The former CEO of PepsiCo Inc. could have used some flex time back when she was one of the only women of color running a Fortune 500 company.
Indra Nooyi, who was head of the company from 2006 until she stepped down in 2018, details her struggle to climb the corporate ladder and her current passion projects in her new memoir, “My Life in Full: Work, Family, and Our Future.”
Since retiring from the snacks-and-soda giant, she has joined the growing number of prominent female voices advocating for paid parental leave, a national child care system and flexible work policies that include the ability to work remotely — a cry that has gotten louder since the pandemic started.
“Had I had technology to keep in touch with my kids and been allowed to work flexibly, I would have not missed some of the important parts of my children growing up,” she told the Wall Street Journal. “It would have been much easier for my husband and me to take turns at working from home.”

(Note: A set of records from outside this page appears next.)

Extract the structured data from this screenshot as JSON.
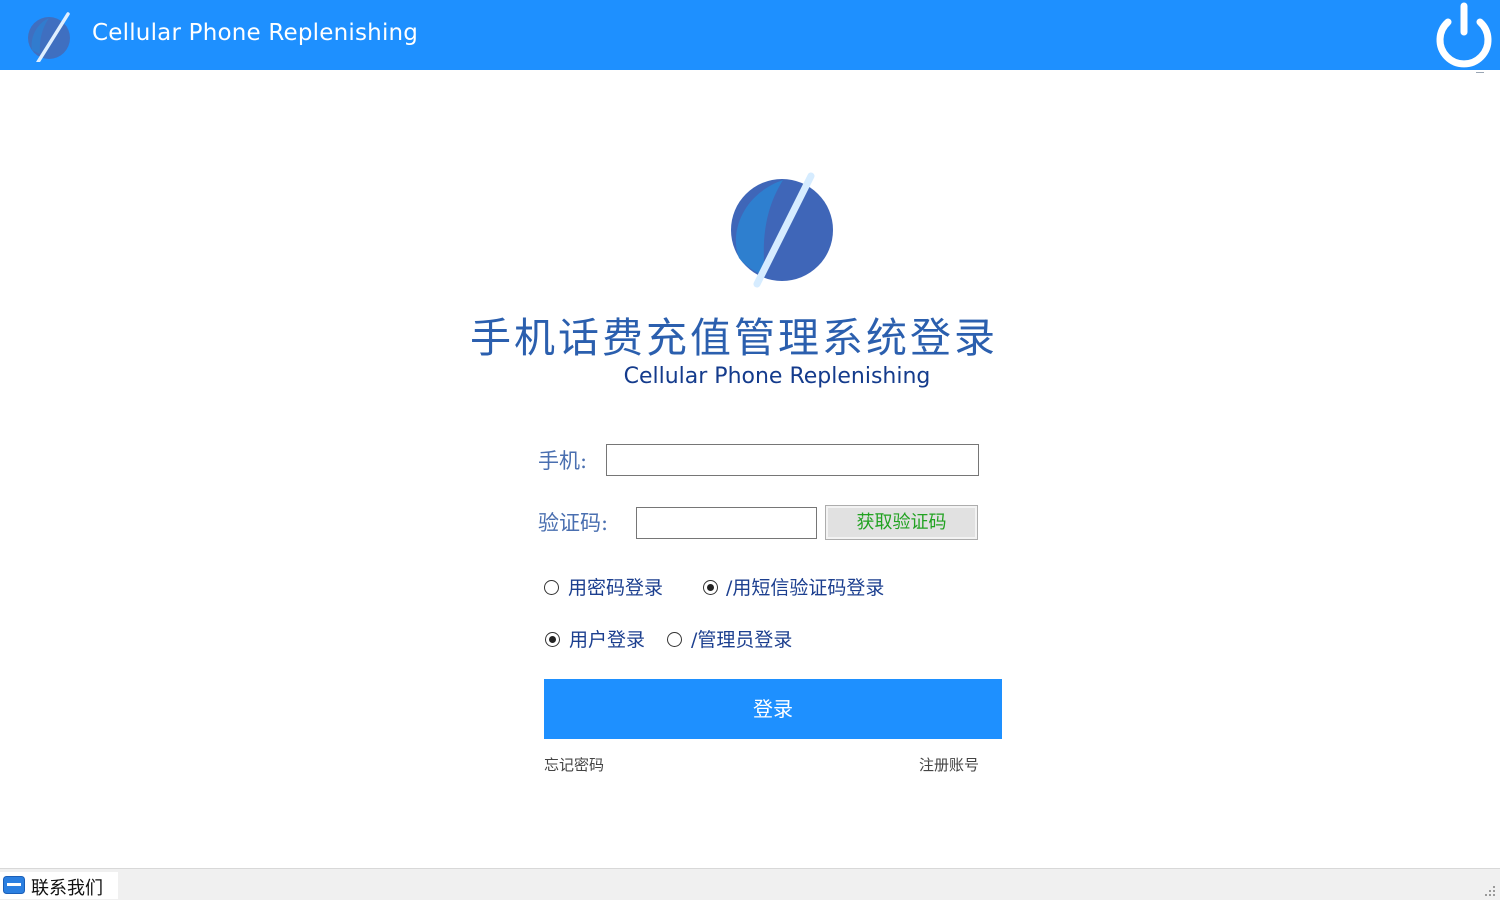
{
  "header": {
    "title": "Cellular Phone Replenishing",
    "logo_icon": "planet-logo-icon",
    "power_icon": "power-icon"
  },
  "brand": {
    "title": "手机话费充值管理系统登录",
    "subtitle": "Cellular Phone Replenishing"
  },
  "form": {
    "phone_label": "手机:",
    "phone_value": "",
    "code_label": "验证码:",
    "code_value": "",
    "get_code_button": "获取验证码",
    "method_options": [
      {
        "label": "用密码登录",
        "selected": false
      },
      {
        "label": "/用短信验证码登录",
        "selected": true
      }
    ],
    "role_options": [
      {
        "label": "用户登录",
        "selected": true
      },
      {
        "label": "/管理员登录",
        "selected": false
      }
    ],
    "login_button": "登录",
    "forgot_password": "忘记密码",
    "register": "注册账号"
  },
  "statusbar": {
    "contact_label": "联系我们",
    "contact_icon": "mail-icon"
  },
  "colors": {
    "accent": "#1e90ff",
    "title_text": "#2b5fae",
    "code_button_text": "#22a222"
  }
}
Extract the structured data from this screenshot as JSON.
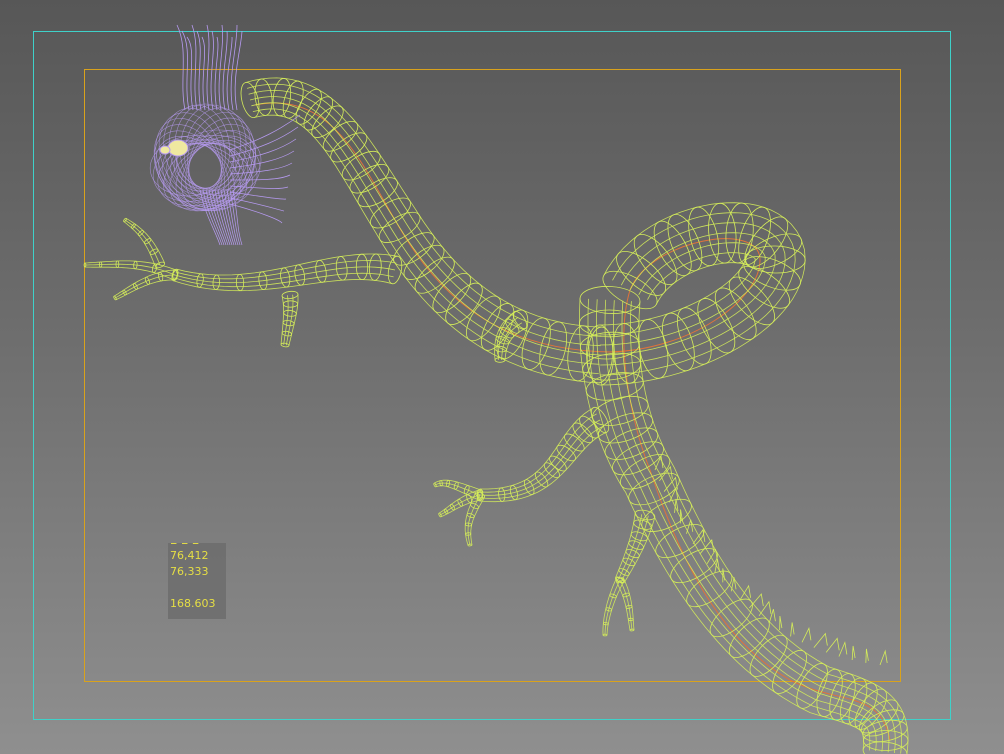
{
  "viewport": {
    "colors": {
      "safe_frame": "#3fd1c9",
      "render_frame": "#d9a21c",
      "wire_body": "#d4ec5a",
      "wire_head": "#b79bf2",
      "spline": "#e0733a",
      "stats_text": "#e6df44"
    },
    "model": {
      "name": "dragon-wireframe",
      "head_icon": "dragon-head"
    }
  },
  "stats": {
    "truncated_label": "▪ ▪ ▪",
    "row_1": "76,412",
    "row_2": "76,333",
    "row_3": "168.603"
  }
}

Although she had family from India making the long flights to help with her two daughters, Nooyi said that created its own set of tensions.
In her memoir, she also talks about dealing with male colleagues at various jobs who would speak over her, call her “honey” and insult her publicly in meetings. It was also “not in our vocabulary” to ever ask for a raise, she said.
“If leaders observe a behavior that’s not quite OK, they should call it out right there and say, ‘Look, let’s make sure we don’t talk over her,’” Nooyi, 65, told the Journal. “I’m also hoping that a critical mass of women will help each other through these situations, because when you’re the only woman in the room, it’s very hard to try to change behavior on your own.”
There are 41 female CEOs of Fortune 500 companies, according to Fortune, which accounts for 8% of all leaders across the companies.